Yes. It was result of an unexpected expense or the onetime expense in the fourth quarter and it was for two reasons altogether resulting in about $2.6 million of expense, one was a write-off of inventory, I can say not GLASSIA related. And then, the second reason was an unexpected shutdown of the facility, was returning from a planned maintenance and shutdown, and that took us a little longer to return. But at this time, we’ve already recovered in the middle of Q4 and we are up and running as planned. So, could you repeat the second question? I’m not sure I remember it.

Unidentified Analyst

Analyst

Yes, sure. No problem.

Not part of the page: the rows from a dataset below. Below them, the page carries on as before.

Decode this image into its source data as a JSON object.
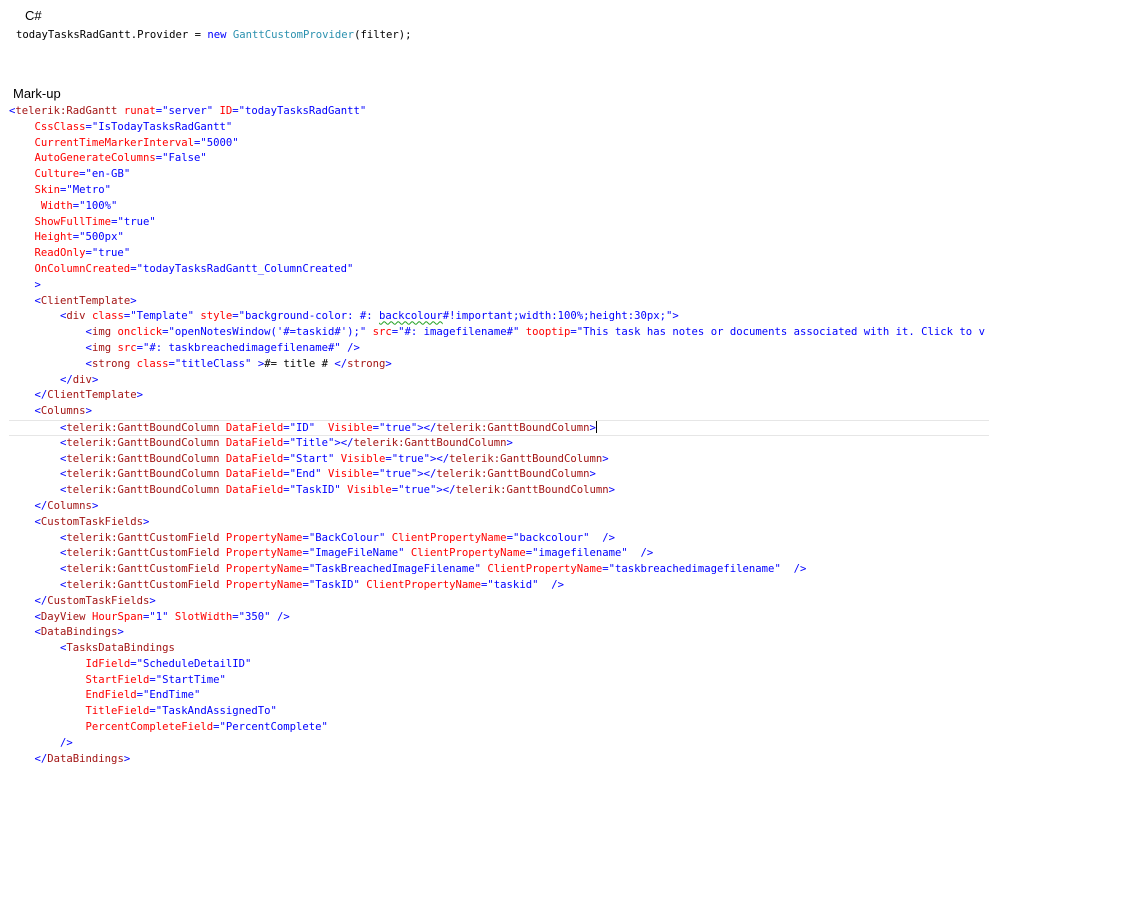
{
  "headings": {
    "csharp": "C#",
    "markup": "Mark-up"
  },
  "colors": {
    "tag": "#0000ff",
    "element": "#a31515",
    "attribute": "#ff0000",
    "value": "#0000ff",
    "text": "#000000",
    "type": "#2b91af",
    "keyword": "#0000ff",
    "squiggle": "#20a020"
  },
  "csharp_code": [
    [
      [
        "t",
        "todayTasksRadGantt.Provider = "
      ],
      [
        "k",
        "new"
      ],
      [
        "t",
        " "
      ],
      [
        "ty",
        "GanttCustomProvider"
      ],
      [
        "t",
        "(filter);"
      ]
    ]
  ],
  "markup_code": [
    [
      [
        "b",
        "<"
      ],
      [
        "r",
        "telerik:RadGantt"
      ],
      [
        "t",
        " "
      ],
      [
        "a",
        "runat"
      ],
      [
        "b",
        "=\"server\""
      ],
      [
        "t",
        " "
      ],
      [
        "a",
        "ID"
      ],
      [
        "b",
        "=\"todayTasksRadGantt\""
      ]
    ],
    [
      [
        "t",
        "    "
      ],
      [
        "a",
        "CssClass"
      ],
      [
        "b",
        "=\"IsTodayTasksRadGantt\""
      ]
    ],
    [
      [
        "t",
        "    "
      ],
      [
        "a",
        "CurrentTimeMarkerInterval"
      ],
      [
        "b",
        "=\"5000\""
      ]
    ],
    [
      [
        "t",
        "    "
      ],
      [
        "a",
        "AutoGenerateColumns"
      ],
      [
        "b",
        "=\"False\""
      ]
    ],
    [
      [
        "t",
        "    "
      ],
      [
        "a",
        "Culture"
      ],
      [
        "b",
        "=\"en-GB\""
      ]
    ],
    [
      [
        "t",
        "    "
      ],
      [
        "a",
        "Skin"
      ],
      [
        "b",
        "=\"Metro\""
      ]
    ],
    [
      [
        "t",
        "     "
      ],
      [
        "a",
        "Width"
      ],
      [
        "b",
        "=\"100%\""
      ]
    ],
    [
      [
        "t",
        "    "
      ],
      [
        "a",
        "ShowFullTime"
      ],
      [
        "b",
        "=\"true\""
      ]
    ],
    [
      [
        "t",
        "    "
      ],
      [
        "a",
        "Height"
      ],
      [
        "b",
        "=\"500px\""
      ]
    ],
    [
      [
        "t",
        "    "
      ],
      [
        "a",
        "ReadOnly"
      ],
      [
        "b",
        "=\"true\""
      ]
    ],
    [
      [
        "t",
        "    "
      ],
      [
        "a",
        "OnColumnCreated"
      ],
      [
        "b",
        "=\"todayTasksRadGantt_ColumnCreated\""
      ]
    ],
    [
      [
        "t",
        "    "
      ],
      [
        "b",
        ">"
      ]
    ],
    [
      [
        "t",
        "    "
      ],
      [
        "b",
        "<"
      ],
      [
        "r",
        "ClientTemplate"
      ],
      [
        "b",
        ">"
      ]
    ],
    [
      [
        "t",
        "        "
      ],
      [
        "b",
        "<"
      ],
      [
        "r",
        "div"
      ],
      [
        "t",
        " "
      ],
      [
        "a",
        "class"
      ],
      [
        "b",
        "=\"Template\""
      ],
      [
        "t",
        " "
      ],
      [
        "a",
        "style"
      ],
      [
        "b",
        "=\"background-color: #: "
      ],
      [
        "bs",
        "backcolour"
      ],
      [
        "b",
        "#!important;width:100%;height:30px;\""
      ],
      [
        "b",
        ">"
      ]
    ],
    [
      [
        "t",
        "            "
      ],
      [
        "b",
        "<"
      ],
      [
        "r",
        "img"
      ],
      [
        "t",
        " "
      ],
      [
        "a",
        "onclick"
      ],
      [
        "b",
        "=\"openNotesWindow('#=taskid#');\""
      ],
      [
        "t",
        " "
      ],
      [
        "a",
        "src"
      ],
      [
        "b",
        "=\"#: imagefilename#\""
      ],
      [
        "t",
        " "
      ],
      [
        "a",
        "tooptip"
      ],
      [
        "b",
        "=\"This task has notes or documents associated with it. Click to v"
      ]
    ],
    [
      [
        "t",
        "            "
      ],
      [
        "b",
        "<"
      ],
      [
        "r",
        "img"
      ],
      [
        "t",
        " "
      ],
      [
        "a",
        "src"
      ],
      [
        "b",
        "=\"#: taskbreachedimagefilename#\""
      ],
      [
        "t",
        " "
      ],
      [
        "b",
        "/>"
      ]
    ],
    [
      [
        "t",
        "            "
      ],
      [
        "b",
        "<"
      ],
      [
        "r",
        "strong"
      ],
      [
        "t",
        " "
      ],
      [
        "a",
        "class"
      ],
      [
        "b",
        "=\"titleClass\""
      ],
      [
        "t",
        " "
      ],
      [
        "b",
        ">"
      ],
      [
        "t",
        "#= title # "
      ],
      [
        "b",
        "</"
      ],
      [
        "r",
        "strong"
      ],
      [
        "b",
        ">"
      ]
    ],
    [
      [
        "t",
        "        "
      ],
      [
        "b",
        "</"
      ],
      [
        "r",
        "div"
      ],
      [
        "b",
        ">"
      ]
    ],
    [
      [
        "t",
        "    "
      ],
      [
        "b",
        "</"
      ],
      [
        "r",
        "ClientTemplate"
      ],
      [
        "b",
        ">"
      ]
    ],
    [
      [
        "t",
        "    "
      ],
      [
        "b",
        "<"
      ],
      [
        "r",
        "Columns"
      ],
      [
        "b",
        ">"
      ]
    ],
    [
      [
        "t",
        "        "
      ],
      [
        "b",
        "<"
      ],
      [
        "r",
        "telerik:GanttBoundColumn"
      ],
      [
        "t",
        " "
      ],
      [
        "a",
        "DataField"
      ],
      [
        "b",
        "=\"ID\""
      ],
      [
        "t",
        "  "
      ],
      [
        "a",
        "Visible"
      ],
      [
        "b",
        "=\"true\"></"
      ],
      [
        "r",
        "telerik:GanttBoundColumn"
      ],
      [
        "b",
        ">"
      ],
      [
        "caret",
        ""
      ]
    ],
    [
      [
        "t",
        "        "
      ],
      [
        "b",
        "<"
      ],
      [
        "r",
        "telerik:GanttBoundColumn"
      ],
      [
        "t",
        " "
      ],
      [
        "a",
        "DataField"
      ],
      [
        "b",
        "=\"Title\"></"
      ],
      [
        "r",
        "telerik:GanttBoundColumn"
      ],
      [
        "b",
        ">"
      ]
    ],
    [
      [
        "t",
        "        "
      ],
      [
        "b",
        "<"
      ],
      [
        "r",
        "telerik:GanttBoundColumn"
      ],
      [
        "t",
        " "
      ],
      [
        "a",
        "DataField"
      ],
      [
        "b",
        "=\"Start\""
      ],
      [
        "t",
        " "
      ],
      [
        "a",
        "Visible"
      ],
      [
        "b",
        "=\"true\"></"
      ],
      [
        "r",
        "telerik:GanttBoundColumn"
      ],
      [
        "b",
        ">"
      ]
    ],
    [
      [
        "t",
        "        "
      ],
      [
        "b",
        "<"
      ],
      [
        "r",
        "telerik:GanttBoundColumn"
      ],
      [
        "t",
        " "
      ],
      [
        "a",
        "DataField"
      ],
      [
        "b",
        "=\"End\""
      ],
      [
        "t",
        " "
      ],
      [
        "a",
        "Visible"
      ],
      [
        "b",
        "=\"true\"></"
      ],
      [
        "r",
        "telerik:GanttBoundColumn"
      ],
      [
        "b",
        ">"
      ]
    ],
    [
      [
        "t",
        "        "
      ],
      [
        "b",
        "<"
      ],
      [
        "r",
        "telerik:GanttBoundColumn"
      ],
      [
        "t",
        " "
      ],
      [
        "a",
        "DataField"
      ],
      [
        "b",
        "=\"TaskID\""
      ],
      [
        "t",
        " "
      ],
      [
        "a",
        "Visible"
      ],
      [
        "b",
        "=\"true\"></"
      ],
      [
        "r",
        "telerik:GanttBoundColumn"
      ],
      [
        "b",
        ">"
      ]
    ],
    [
      [
        "t",
        "    "
      ],
      [
        "b",
        "</"
      ],
      [
        "r",
        "Columns"
      ],
      [
        "b",
        ">"
      ]
    ],
    [
      [
        "t",
        "    "
      ],
      [
        "b",
        "<"
      ],
      [
        "r",
        "CustomTaskFields"
      ],
      [
        "b",
        ">"
      ]
    ],
    [
      [
        "t",
        "        "
      ],
      [
        "b",
        "<"
      ],
      [
        "r",
        "telerik:GanttCustomField"
      ],
      [
        "t",
        " "
      ],
      [
        "a",
        "PropertyName"
      ],
      [
        "b",
        "=\"BackColour\""
      ],
      [
        "t",
        " "
      ],
      [
        "a",
        "ClientPropertyName"
      ],
      [
        "b",
        "=\"backcolour\""
      ],
      [
        "t",
        "  "
      ],
      [
        "b",
        "/>"
      ]
    ],
    [
      [
        "t",
        "        "
      ],
      [
        "b",
        "<"
      ],
      [
        "r",
        "telerik:GanttCustomField"
      ],
      [
        "t",
        " "
      ],
      [
        "a",
        "PropertyName"
      ],
      [
        "b",
        "=\"ImageFileName\""
      ],
      [
        "t",
        " "
      ],
      [
        "a",
        "ClientPropertyName"
      ],
      [
        "b",
        "=\"imagefilename\""
      ],
      [
        "t",
        "  "
      ],
      [
        "b",
        "/>"
      ]
    ],
    [
      [
        "t",
        "        "
      ],
      [
        "b",
        "<"
      ],
      [
        "r",
        "telerik:GanttCustomField"
      ],
      [
        "t",
        " "
      ],
      [
        "a",
        "PropertyName"
      ],
      [
        "b",
        "=\"TaskBreachedImageFilename\""
      ],
      [
        "t",
        " "
      ],
      [
        "a",
        "ClientPropertyName"
      ],
      [
        "b",
        "=\"taskbreachedimagefilename\""
      ],
      [
        "t",
        "  "
      ],
      [
        "b",
        "/>"
      ]
    ],
    [
      [
        "t",
        "        "
      ],
      [
        "b",
        "<"
      ],
      [
        "r",
        "telerik:GanttCustomField"
      ],
      [
        "t",
        " "
      ],
      [
        "a",
        "PropertyName"
      ],
      [
        "b",
        "=\"TaskID\""
      ],
      [
        "t",
        " "
      ],
      [
        "a",
        "ClientPropertyName"
      ],
      [
        "b",
        "=\"taskid\""
      ],
      [
        "t",
        "  "
      ],
      [
        "b",
        "/>"
      ]
    ],
    [
      [
        "t",
        "    "
      ],
      [
        "b",
        "</"
      ],
      [
        "r",
        "CustomTaskFields"
      ],
      [
        "b",
        ">"
      ]
    ],
    [
      [
        "t",
        "    "
      ],
      [
        "b",
        "<"
      ],
      [
        "r",
        "DayView"
      ],
      [
        "t",
        " "
      ],
      [
        "a",
        "HourSpan"
      ],
      [
        "b",
        "=\"1\""
      ],
      [
        "t",
        " "
      ],
      [
        "a",
        "SlotWidth"
      ],
      [
        "b",
        "=\"350\""
      ],
      [
        "t",
        " "
      ],
      [
        "b",
        "/>"
      ]
    ],
    [
      [
        "t",
        "    "
      ],
      [
        "b",
        "<"
      ],
      [
        "r",
        "DataBindings"
      ],
      [
        "b",
        ">"
      ]
    ],
    [
      [
        "t",
        "        "
      ],
      [
        "b",
        "<"
      ],
      [
        "r",
        "TasksDataBindings"
      ]
    ],
    [
      [
        "t",
        "            "
      ],
      [
        "a",
        "IdField"
      ],
      [
        "b",
        "=\"ScheduleDetailID\""
      ]
    ],
    [
      [
        "t",
        "            "
      ],
      [
        "a",
        "StartField"
      ],
      [
        "b",
        "=\"StartTime\""
      ]
    ],
    [
      [
        "t",
        "            "
      ],
      [
        "a",
        "EndField"
      ],
      [
        "b",
        "=\"EndTime\""
      ]
    ],
    [
      [
        "t",
        "            "
      ],
      [
        "a",
        "TitleField"
      ],
      [
        "b",
        "=\"TaskAndAssignedTo\""
      ]
    ],
    [
      [
        "t",
        "            "
      ],
      [
        "a",
        "PercentCompleteField"
      ],
      [
        "b",
        "=\"PercentComplete\""
      ]
    ],
    [
      [
        "t",
        "        "
      ],
      [
        "b",
        "/>"
      ]
    ],
    [
      [
        "t",
        "    "
      ],
      [
        "b",
        "</"
      ],
      [
        "r",
        "DataBindings"
      ],
      [
        "b",
        ">"
      ]
    ]
  ]
}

So, I asked that what can you -- what can we expect profitability wise in 2017? You’ve talked about being profitable, earlier in the call, but can you give some color about it?

Amir London

Chief Executive Officer

So, we haven’t given specific guidance on profitability, but with $100 million sales and the majority of the growth from the 77 this year or the 70 last year coming from GLASSIA, which represent 50% gross margin, you can calculate the impact of that on our bottom line. With that said, we expect to be profitable and cash positive in 2017.

Operator

Operator

It appears there are no further questions at this time. I would like to turn the conference back to our presenters for any additional or closing remarks.

Amir London

Chief Executive Officer

Thank you very much. In closing, we are extremely pleased with our financial performance, patent development progress and operational achievements in 2016. We continue to focus strong revenue growth in 2017 as well as moving to a position of profitability. We also expect to achieve further meaningful progress in our various clinics and regulatory development related, value-creating milestones in 2017. Kamada enters 2017 in an extremely strong operating position, and we remain focused on and committed to growing our business and enhancing shareholder value. Thank you for joining us today on our call. And we look forward to providing you with further update on our progress throughout the year. Enjoy the rest of your day. Thank you very much.

Operator

Operator

This concludes today’s conference. Thank you for your participation. You may now disconnect.